Unnamed: 0,ScanName,DatePrepared,VDP(%),MSV(mL/mL),TV(L),VH(%),VHSS(%),VHLS(%),FileName
0,KG_55_A,2021-03-22-17:05:57.713915,21.4,0.12,285.918,68.44,37.68,36.43,KG_55_A.ventilationReport.pdf
1,KG_14_B,2021-03-17-19:05:11.346516,20.0,0.12,302.865,70.81,40.26,48.16,KG_14_B.ventilationReport.pdf
2,KG_27_B,2021-03-17-19:04:47.532855,14.6,0.13,386.701,49.58,31.02,29.53,KG_27_B.ventilationReport.pdf
3,KG_01_A,2021-03-17-19:03:38.319948,21.5,0.15,253.233,71.34,33.05,39.59,KG_01_A.ventilationReport.pdf
4,KG_56_A,2021-03-22-17:07:06.870849,24.8,0.13,358.385,87.73,43.84,60.38,KG_56_A.ventilationReport.pdf


Now we will rename the file name, and extract another column `State`, which will contain `Pre` or `Post`.

In [3]:
#rename scan name
new_scan_name = []
for scan_name in df.ScanName:
    if len(scan_name) == 7:
        new_scan_name.append(scan_name[:5])
    else:
        if len(scan_name.split("-")) >=2:
            if len(scan_name.split("-")[-2].split("_")) == 2:
                new_scan_name.append(scan_name.split("-")[-2])
            else:
                t = scan_name.split("-")[-2].split("_")
                new_scan_name.append(t[-2]+"_"+t[-1])
        else:
            new_scan_name.append("N/A")
df.ScanName = new_scan_name


#add state
state = []
for file in df.FileName:
    if "POST" in file:
        state.append("Post")
    elif "PRE" in file:
        state.append("Pre")
    elif "A" in file:
        state.append("Pre")
    elif "B" in file:
        state.append("Post")

df["State"] = state

We will drop the column `FileName`, and save this Dataframe as a csv file and store it in the data folder

In [4]:
df = df.drop('FileName', axis=1)
df.to_csv(destination_folder+"report_summary.csv", index=False)

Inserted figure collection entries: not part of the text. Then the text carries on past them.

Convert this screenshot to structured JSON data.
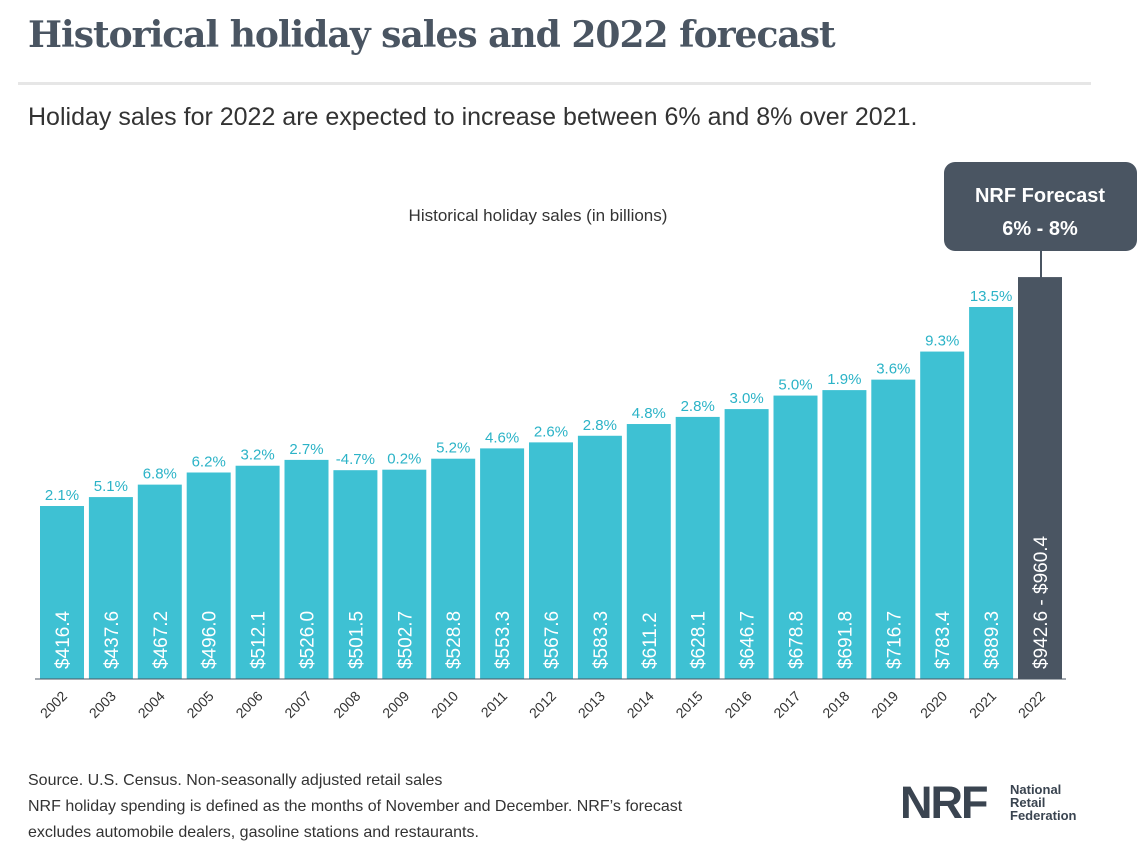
{
  "header": {
    "title": "Historical holiday sales and 2022 forecast",
    "subtitle": "Holiday sales for 2022 are expected to increase between 6% and 8% over 2021."
  },
  "chart_data": {
    "type": "bar",
    "title": "Historical holiday sales (in billions)",
    "categories": [
      "2002",
      "2003",
      "2004",
      "2005",
      "2006",
      "2007",
      "2008",
      "2009",
      "2010",
      "2011",
      "2012",
      "2013",
      "2014",
      "2015",
      "2016",
      "2017",
      "2018",
      "2019",
      "2020",
      "2021",
      "2022"
    ],
    "values": [
      416.4,
      437.6,
      467.2,
      496.0,
      512.1,
      526.0,
      501.5,
      502.7,
      528.8,
      553.3,
      567.6,
      583.3,
      611.2,
      628.1,
      646.7,
      678.8,
      691.8,
      716.7,
      783.4,
      889.3,
      960.4
    ],
    "value_labels": [
      "$416.4",
      "$437.6",
      "$467.2",
      "$496.0",
      "$512.1",
      "$526.0",
      "$501.5",
      "$502.7",
      "$528.8",
      "$553.3",
      "$567.6",
      "$583.3",
      "$611.2",
      "$628.1",
      "$646.7",
      "$678.8",
      "$691.8",
      "$716.7",
      "$783.4",
      "$889.3",
      "$942.6 - $960.4"
    ],
    "growth_labels": [
      "2.1%",
      "5.1%",
      "6.8%",
      "6.2%",
      "3.2%",
      "2.7%",
      "-4.7%",
      "0.2%",
      "5.2%",
      "4.6%",
      "2.6%",
      "2.8%",
      "4.8%",
      "2.8%",
      "3.0%",
      "5.0%",
      "1.9%",
      "3.6%",
      "9.3%",
      "13.5%",
      ""
    ],
    "forecast": {
      "category": "2022",
      "range": [
        942.6,
        960.4
      ],
      "callout_title": "NRF Forecast",
      "callout_range": "6% - 8%"
    },
    "colors": {
      "historical": "#3ec1d3",
      "forecast": "#4a5562",
      "callout": "#4a5562"
    }
  },
  "footer": {
    "line1": "Source. U.S. Census. Non-seasonally adjusted retail sales",
    "line2": "NRF holiday spending is defined as the months of November and December. NRF’s forecast",
    "line3": "excludes automobile dealers, gasoline stations and restaurants."
  },
  "logo": {
    "mark": "NRF",
    "line1": "National",
    "line2": "Retail",
    "line3": "Federation"
  }
}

### 2. Updating from metadata

We will now update the report summary with the new information from the `sheep_ids_types.csv` (Challenge, U/S pregnancy, Weight)

In [5]:
# create dict from sheep ids types csv file
df = pd.read_csv(source_folder+"sheep_ids_types.csv")
sheeps = {}
for i, id in enumerate(df.ID):
    sheep_dict = {}
    sheep_dict["Challenge"] = df["Challenge"][i]
    sheep_dict["U/S pregnancy"] = df["U/S pregnancy"][i]
    sheep_dict["Weight (kg)"] = df["Weight (kg)"][i]
    sheeps[id] = sheep_dict


# add new info to report summary
df = pd.read_csv(destination_folder+"report_summary.csv")
df.head()
challenge = []
pregnancy = []
weight = []
for id in df["ScanName"]:
    challenge.append(sheeps[id]["Challenge"])
    pregnancy.append(sheeps[id]["U/S pregnancy"])
    weight.append(sheeps[id]["Weight (kg)"])

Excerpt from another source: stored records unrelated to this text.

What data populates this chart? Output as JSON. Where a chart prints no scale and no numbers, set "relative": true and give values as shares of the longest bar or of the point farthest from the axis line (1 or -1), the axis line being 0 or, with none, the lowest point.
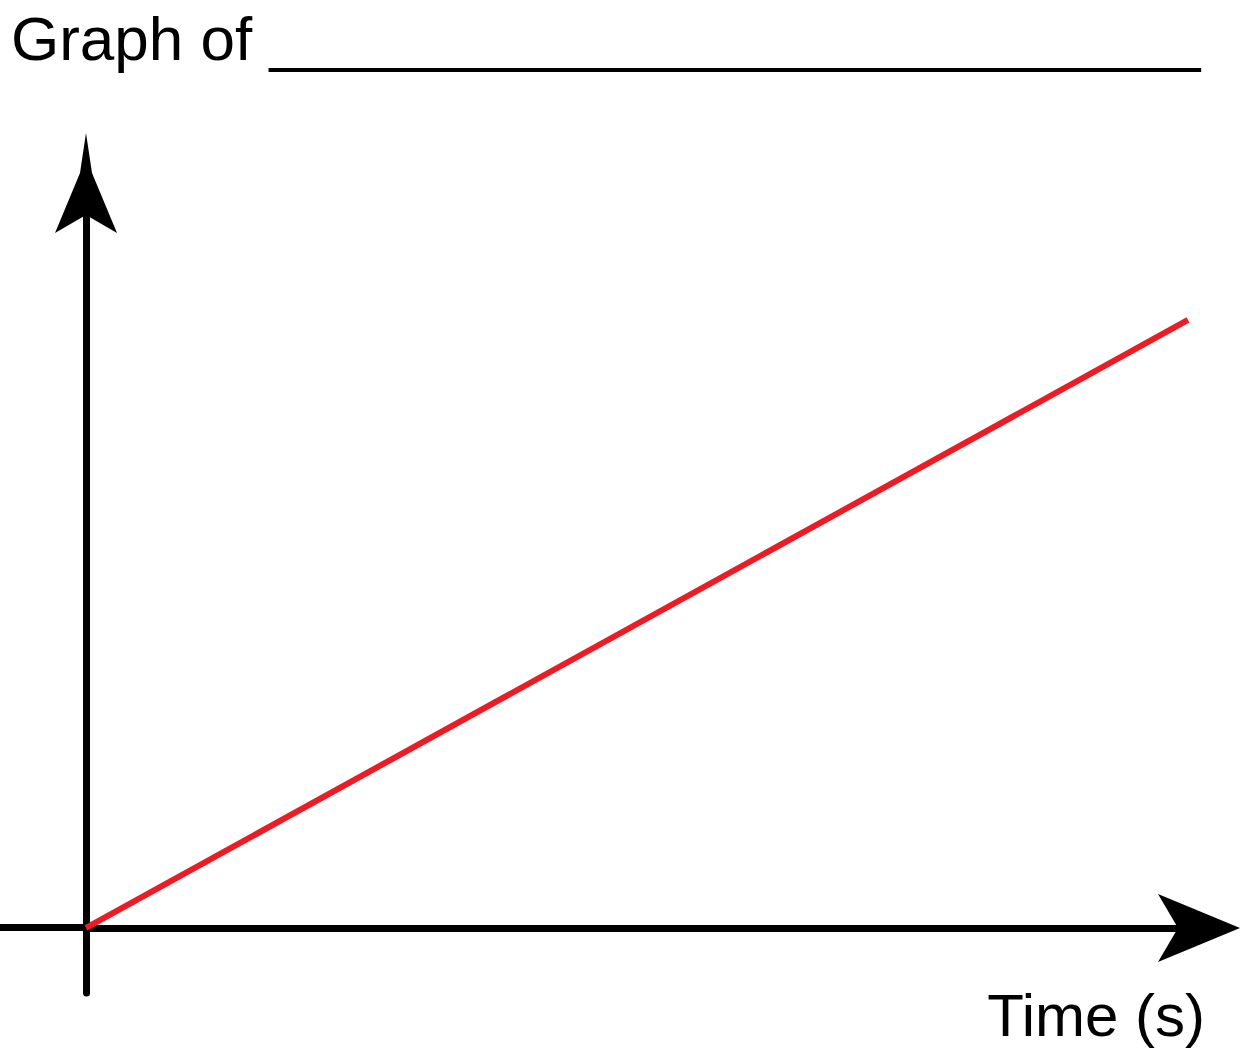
{
  "chart_data": {
    "type": "line",
    "title": "Graph of ___________________________",
    "xlabel": "Time (s)",
    "categories": [
      null,
      null
    ],
    "series": [
      {
        "color": "#ed1c24",
        "values": [
          0,
          1
        ]
      }
    ],
    "relative": true,
    "grid": false,
    "marker": "none",
    "line_style": "solid"
  }
}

df["Challenge"] = challenge
df["Pregnancy"] = pregnancy
df["Weight (kg)"] = weight

#save csv
df.to_csv(destination_folder+"report_summary.csv", index=False)

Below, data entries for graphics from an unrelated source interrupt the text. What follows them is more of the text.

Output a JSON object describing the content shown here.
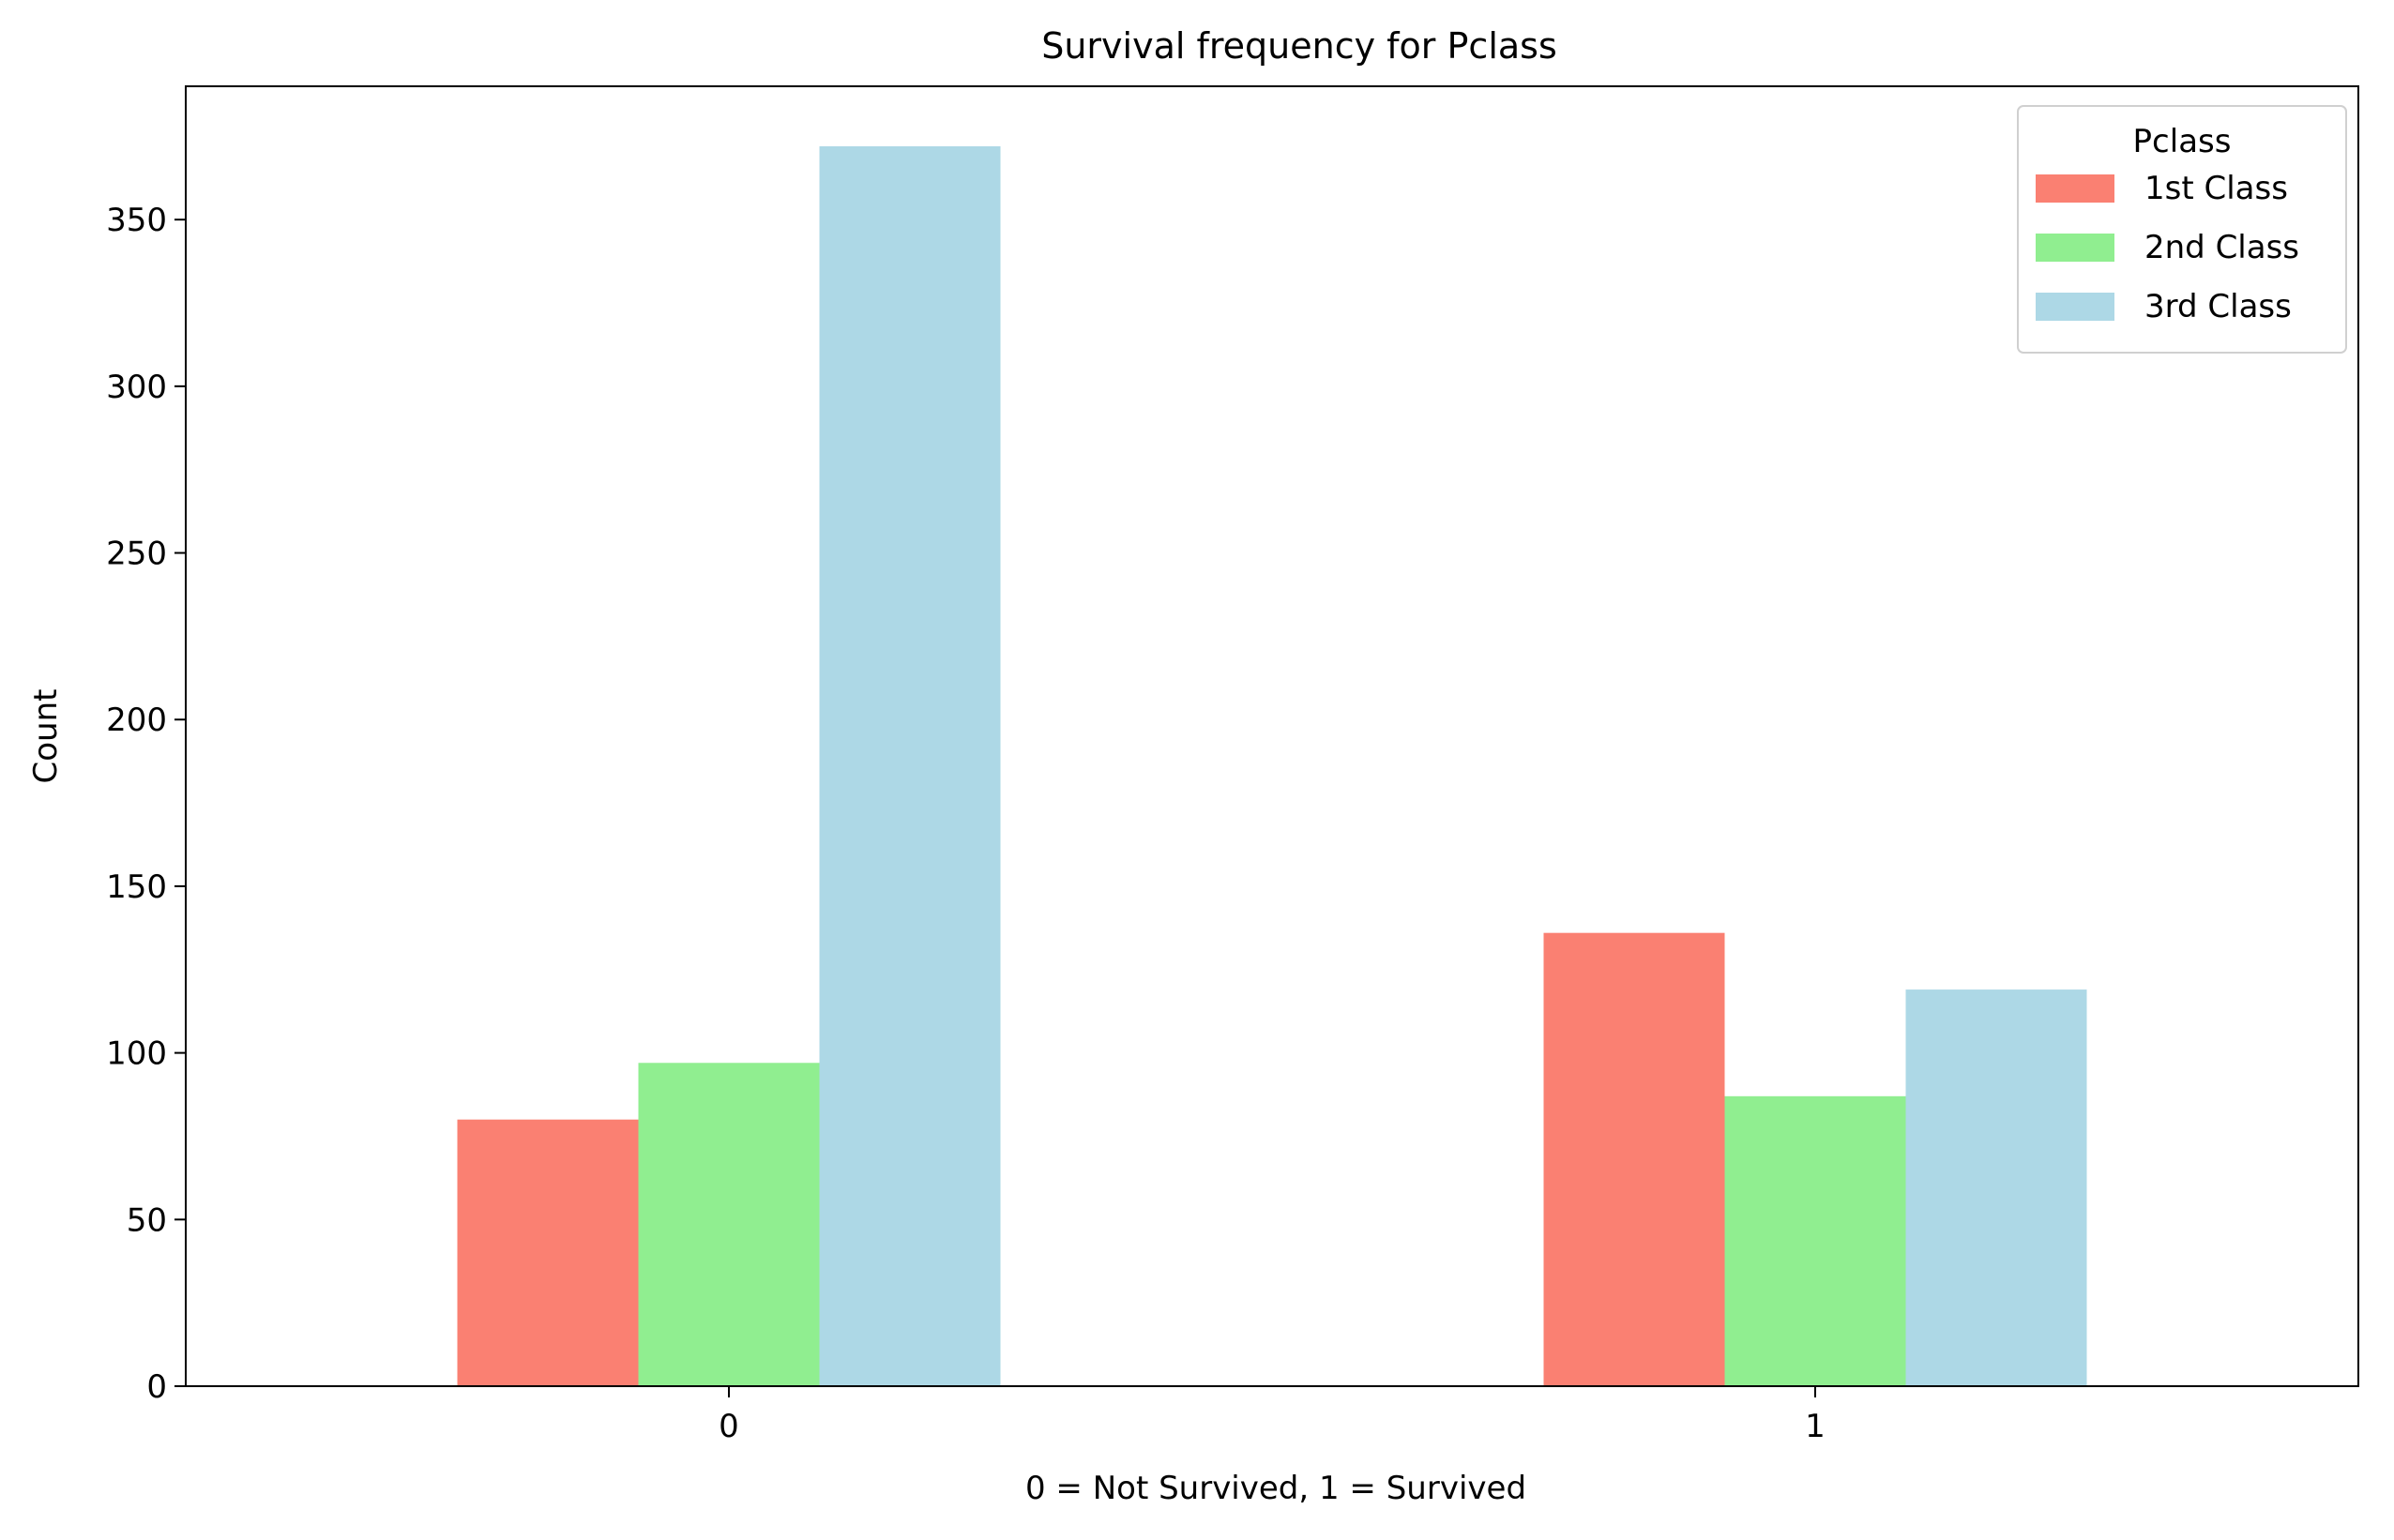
{
  "chart_data": {
    "type": "bar",
    "title": "Survival frequency for Pclass",
    "xlabel": "0 = Not Survived, 1 = Survived",
    "ylabel": "Count",
    "categories": [
      "0",
      "1"
    ],
    "series": [
      {
        "name": "1st Class",
        "color": "#FA8072",
        "values": [
          80,
          136
        ]
      },
      {
        "name": "2nd Class",
        "color": "#90EE90",
        "values": [
          97,
          87
        ]
      },
      {
        "name": "3rd Class",
        "color": "#ADD8E6",
        "values": [
          372,
          119
        ]
      }
    ],
    "ylim": [
      0,
      390
    ],
    "yticks": [
      0,
      50,
      100,
      150,
      200,
      250,
      300,
      350
    ],
    "grid": false,
    "legend": {
      "title": "Pclass",
      "placement": "top-right"
    }
  }
}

### 3. Copying all csv data

Now we will copy the folder containing all the csv data to the destination folder

In [6]:
data_loading.copy_folder(source_folder+"Asthma/Output/Specific Ventilation", destination_folder+"Specific Ventilation")

Folder '../../../University of Adelaide/Sheep Asthma Study/Asthma/Output/Specific Ventilation' successfully copied to '../../data/Sleep Asthma/Specific Ventilation'.